Radhe Shyam Gupta is an Indian politician from the Bharatiya Janata Party. He represented Fatehpur assembly constituency of Uttar Pradesh as Member of Legislative Assembly three times. In 1997, Shri Gupta served as Institutional Finance Minister of state Uttar Pradesh in Kalyan Singh's cabinet. He was assigned to Ministry of Law and Justice in Rajnath Singh's government in 2002. He became BJP Vice President of state Uttar Pradesh in 2013.

== Early life and education ==

Radhe Shyam was born in Fatehpur, India. He has pursued Bachelor's degree in Arts from Kanpur University in 1965. By profession, Gupta is a business person.

== Political career ==

From the Bhartiya Janata Party ticket, Radhe Shyam Gupta stood first time in Uttar Pradesh Legislative Assembly election of 1991. He was defeated by Janata Dal's candidate Sy.
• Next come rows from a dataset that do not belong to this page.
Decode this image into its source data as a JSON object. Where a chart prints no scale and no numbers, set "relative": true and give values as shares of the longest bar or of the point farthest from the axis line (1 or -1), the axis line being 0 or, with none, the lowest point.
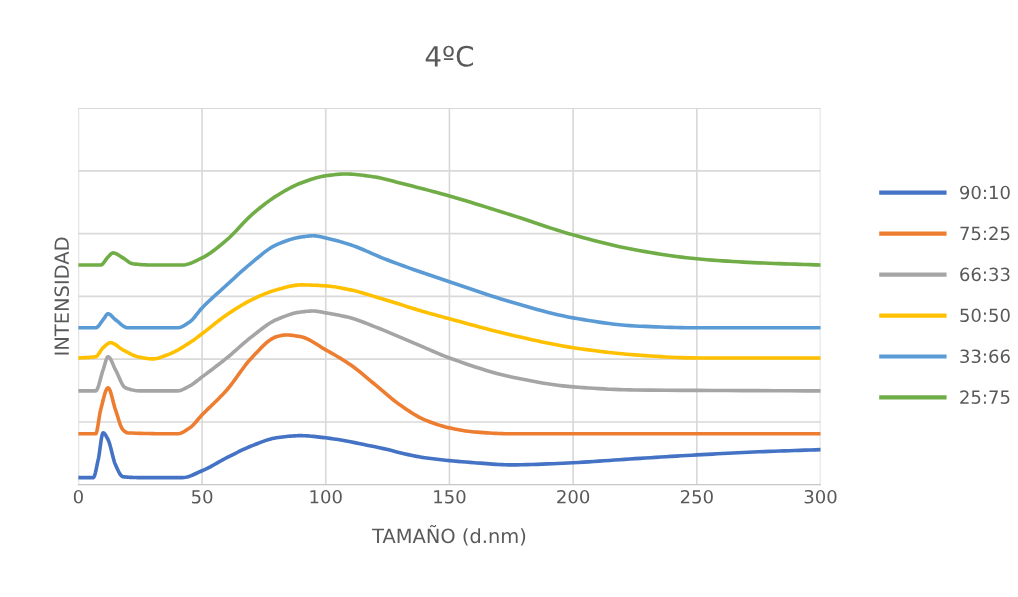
{
  "chart_data": {
    "type": "line",
    "title": "4ºC",
    "xlabel": "TAMAÑO (d.nm)",
    "ylabel": "INTENSIDAD",
    "relative": true,
    "xlim": [
      0,
      300
    ],
    "xticks": [
      0,
      50,
      100,
      150,
      200,
      250,
      300
    ],
    "grid": true,
    "legend": "right",
    "tick_labels": "x",
    "marker": "none",
    "line_style": "solid",
    "series": [
      {
        "name": "90:10",
        "color": "#4472c4",
        "x": [
          0,
          6,
          8,
          10,
          12,
          15,
          18,
          25,
          42,
          50,
          60,
          70,
          80,
          90,
          100,
          120,
          140,
          160,
          175,
          200,
          225,
          250,
          275,
          300
        ],
        "values": [
          0.023,
          0.023,
          0.08,
          0.167,
          0.145,
          0.064,
          0.026,
          0.023,
          0.023,
          0.045,
          0.087,
          0.125,
          0.151,
          0.158,
          0.151,
          0.122,
          0.087,
          0.071,
          0.064,
          0.071,
          0.084,
          0.096,
          0.106,
          0.113
        ]
      },
      {
        "name": "75:25",
        "color": "#ed7d31",
        "x": [
          0,
          7,
          9,
          12,
          15,
          18,
          20,
          40,
          45,
          50,
          60,
          70,
          80,
          84,
          90,
          100,
          110,
          120,
          130,
          140,
          150,
          160,
          175,
          200,
          300
        ],
        "values": [
          0.164,
          0.164,
          0.241,
          0.312,
          0.241,
          0.177,
          0.167,
          0.164,
          0.183,
          0.225,
          0.305,
          0.408,
          0.476,
          0.482,
          0.476,
          0.434,
          0.386,
          0.322,
          0.257,
          0.209,
          0.183,
          0.17,
          0.164,
          0.164,
          0.164
        ]
      },
      {
        "name": "66:33",
        "color": "#a5a5a5",
        "x": [
          0,
          7,
          10,
          12,
          15,
          19,
          25,
          40,
          45,
          50,
          60,
          70,
          80,
          90,
          95,
          100,
          110,
          120,
          140,
          150,
          175,
          200,
          225,
          300
        ],
        "values": [
          0.302,
          0.302,
          0.37,
          0.412,
          0.37,
          0.312,
          0.302,
          0.302,
          0.318,
          0.347,
          0.408,
          0.476,
          0.531,
          0.556,
          0.559,
          0.553,
          0.537,
          0.508,
          0.441,
          0.408,
          0.347,
          0.315,
          0.305,
          0.302
        ]
      },
      {
        "name": "50:50",
        "color": "#ffc000",
        "x": [
          0,
          7,
          10,
          13,
          18,
          24,
          30,
          36,
          45,
          50,
          60,
          70,
          80,
          90,
          100,
          110,
          120,
          140,
          150,
          175,
          200,
          225,
          250,
          300
        ],
        "values": [
          0.408,
          0.412,
          0.441,
          0.457,
          0.434,
          0.412,
          0.405,
          0.418,
          0.457,
          0.486,
          0.547,
          0.595,
          0.627,
          0.643,
          0.64,
          0.627,
          0.605,
          0.556,
          0.534,
          0.482,
          0.441,
          0.418,
          0.408,
          0.408
        ]
      },
      {
        "name": "33:66",
        "color": "#5b9bd5",
        "x": [
          0,
          7,
          10,
          12,
          15,
          20,
          40,
          45,
          50,
          60,
          70,
          80,
          90,
          95,
          100,
          110,
          125,
          150,
          175,
          200,
          225,
          250,
          300
        ],
        "values": [
          0.505,
          0.505,
          0.531,
          0.55,
          0.531,
          0.505,
          0.505,
          0.524,
          0.569,
          0.643,
          0.714,
          0.772,
          0.797,
          0.801,
          0.794,
          0.772,
          0.723,
          0.653,
          0.588,
          0.537,
          0.511,
          0.505,
          0.505
        ]
      },
      {
        "name": "25:75",
        "color": "#70ad47",
        "x": [
          0,
          9,
          12,
          14,
          18,
          22,
          30,
          42,
          50,
          60,
          70,
          80,
          90,
          100,
          108,
          120,
          130,
          150,
          175,
          200,
          225,
          250,
          275,
          300
        ],
        "values": [
          0.707,
          0.707,
          0.733,
          0.746,
          0.73,
          0.711,
          0.707,
          0.707,
          0.73,
          0.788,
          0.868,
          0.929,
          0.971,
          0.994,
          1,
          0.99,
          0.971,
          0.929,
          0.868,
          0.804,
          0.756,
          0.727,
          0.714,
          0.707
        ]
      }
    ]
  }
}
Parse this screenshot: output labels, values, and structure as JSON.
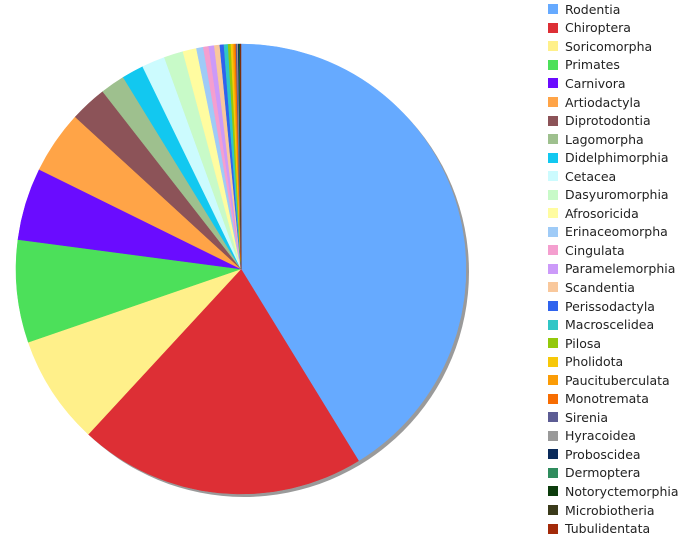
{
  "chart_data": {
    "type": "pie",
    "title": "",
    "legend_position": "right",
    "slices": [
      {
        "label": "Rodentia",
        "value": 42.0,
        "color": "#66aaff"
      },
      {
        "label": "Chiroptera",
        "value": 21.0,
        "color": "#dd2f35"
      },
      {
        "label": "Soricomorpha",
        "value": 8.0,
        "color": "#fff08a"
      },
      {
        "label": "Primates",
        "value": 7.5,
        "color": "#4ce05a"
      },
      {
        "label": "Carnivora",
        "value": 5.3,
        "color": "#6a0cff"
      },
      {
        "label": "Artiodactyla",
        "value": 4.6,
        "color": "#ffa447"
      },
      {
        "label": "Diprotodontia",
        "value": 2.7,
        "color": "#8c5358"
      },
      {
        "label": "Lagomorpha",
        "value": 1.8,
        "color": "#9ec08e"
      },
      {
        "label": "Didelphimorphia",
        "value": 1.6,
        "color": "#12c8f0"
      },
      {
        "label": "Cetacea",
        "value": 1.7,
        "color": "#ccfbfe"
      },
      {
        "label": "Dasyuromorphia",
        "value": 1.4,
        "color": "#c8fac8"
      },
      {
        "label": "Afrosoricida",
        "value": 1.0,
        "color": "#fffca0"
      },
      {
        "label": "Erinaceomorpha",
        "value": 0.5,
        "color": "#9fcbf7"
      },
      {
        "label": "Cingulata",
        "value": 0.4,
        "color": "#f49fcf"
      },
      {
        "label": "Paramelemorphia",
        "value": 0.4,
        "color": "#cc9af9"
      },
      {
        "label": "Scandentia",
        "value": 0.4,
        "color": "#f9c89c"
      },
      {
        "label": "Perissodactyla",
        "value": 0.3,
        "color": "#2f63ee"
      },
      {
        "label": "Macroscelidea",
        "value": 0.3,
        "color": "#30c6c6"
      },
      {
        "label": "Pilosa",
        "value": 0.2,
        "color": "#93c90b"
      },
      {
        "label": "Pholidota",
        "value": 0.15,
        "color": "#f7c809"
      },
      {
        "label": "Paucituberculata",
        "value": 0.12,
        "color": "#fb9c06"
      },
      {
        "label": "Monotremata",
        "value": 0.1,
        "color": "#f76d02"
      },
      {
        "label": "Sirenia",
        "value": 0.08,
        "color": "#5c5c94"
      },
      {
        "label": "Hyracoidea",
        "value": 0.08,
        "color": "#999999"
      },
      {
        "label": "Proboscidea",
        "value": 0.06,
        "color": "#0a2a5a"
      },
      {
        "label": "Dermoptera",
        "value": 0.04,
        "color": "#2f8c5d"
      },
      {
        "label": "Notoryctemorphia",
        "value": 0.04,
        "color": "#0c3c0c"
      },
      {
        "label": "Microbiotheria",
        "value": 0.03,
        "color": "#3a3a1a"
      },
      {
        "label": "Tubulidentata",
        "value": 0.03,
        "color": "#a32a09"
      }
    ]
  }
}
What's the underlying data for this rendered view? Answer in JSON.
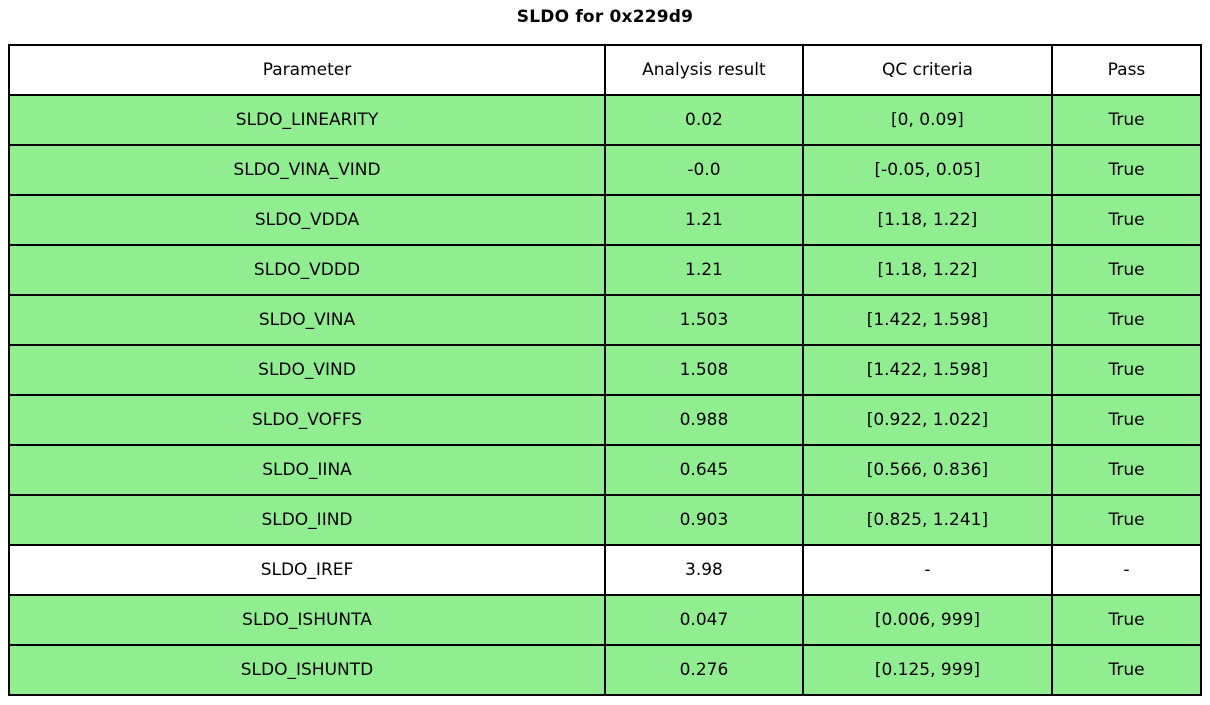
{
  "chart_data": {
    "type": "table",
    "title": "SLDO for 0x229d9",
    "columns": [
      "Parameter",
      "Analysis result",
      "QC criteria",
      "Pass"
    ],
    "rows": [
      {
        "parameter": "SLDO_LINEARITY",
        "result": "0.02",
        "criteria": "[0, 0.09]",
        "pass": "True",
        "highlight": true
      },
      {
        "parameter": "SLDO_VINA_VIND",
        "result": "-0.0",
        "criteria": "[-0.05, 0.05]",
        "pass": "True",
        "highlight": true
      },
      {
        "parameter": "SLDO_VDDA",
        "result": "1.21",
        "criteria": "[1.18, 1.22]",
        "pass": "True",
        "highlight": true
      },
      {
        "parameter": "SLDO_VDDD",
        "result": "1.21",
        "criteria": "[1.18, 1.22]",
        "pass": "True",
        "highlight": true
      },
      {
        "parameter": "SLDO_VINA",
        "result": "1.503",
        "criteria": "[1.422, 1.598]",
        "pass": "True",
        "highlight": true
      },
      {
        "parameter": "SLDO_VIND",
        "result": "1.508",
        "criteria": "[1.422, 1.598]",
        "pass": "True",
        "highlight": true
      },
      {
        "parameter": "SLDO_VOFFS",
        "result": "0.988",
        "criteria": "[0.922, 1.022]",
        "pass": "True",
        "highlight": true
      },
      {
        "parameter": "SLDO_IINA",
        "result": "0.645",
        "criteria": "[0.566, 0.836]",
        "pass": "True",
        "highlight": true
      },
      {
        "parameter": "SLDO_IIND",
        "result": "0.903",
        "criteria": "[0.825, 1.241]",
        "pass": "True",
        "highlight": true
      },
      {
        "parameter": "SLDO_IREF",
        "result": "3.98",
        "criteria": "-",
        "pass": "-",
        "highlight": false
      },
      {
        "parameter": "SLDO_ISHUNTA",
        "result": "0.047",
        "criteria": "[0.006, 999]",
        "pass": "True",
        "highlight": true
      },
      {
        "parameter": "SLDO_ISHUNTD",
        "result": "0.276",
        "criteria": "[0.125, 999]",
        "pass": "True",
        "highlight": true
      }
    ],
    "layout": {
      "legend": "none",
      "grid": "cell-borders",
      "pass_row_color": "#90EE90",
      "neutral_row_color": "#FFFFFF",
      "border_color": "#000000"
    }
  }
}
Qasim Hasan by margin of 29.18% votes.

Gupta successfully contested the 1993, 1996 and 2002 assembly elections and represented Fatehpur Vidhan Sabha constituency of Fatehpur district, Uttar Pradesh. In 1993, Radhe Shyam received 39.41% votes; defeating Bahujan Samaj Party's politician Suryapal Lodhi. He was again elected as Member of Legislative Assembly in 1996 assembly election. In 1996, he defeated BSP's Om Prakash Verma "Lodhi" by securing 35.47% votes. Radhe Shyam Gupta was in the cabinet of Kalyan Singh and served as institutional finance minister.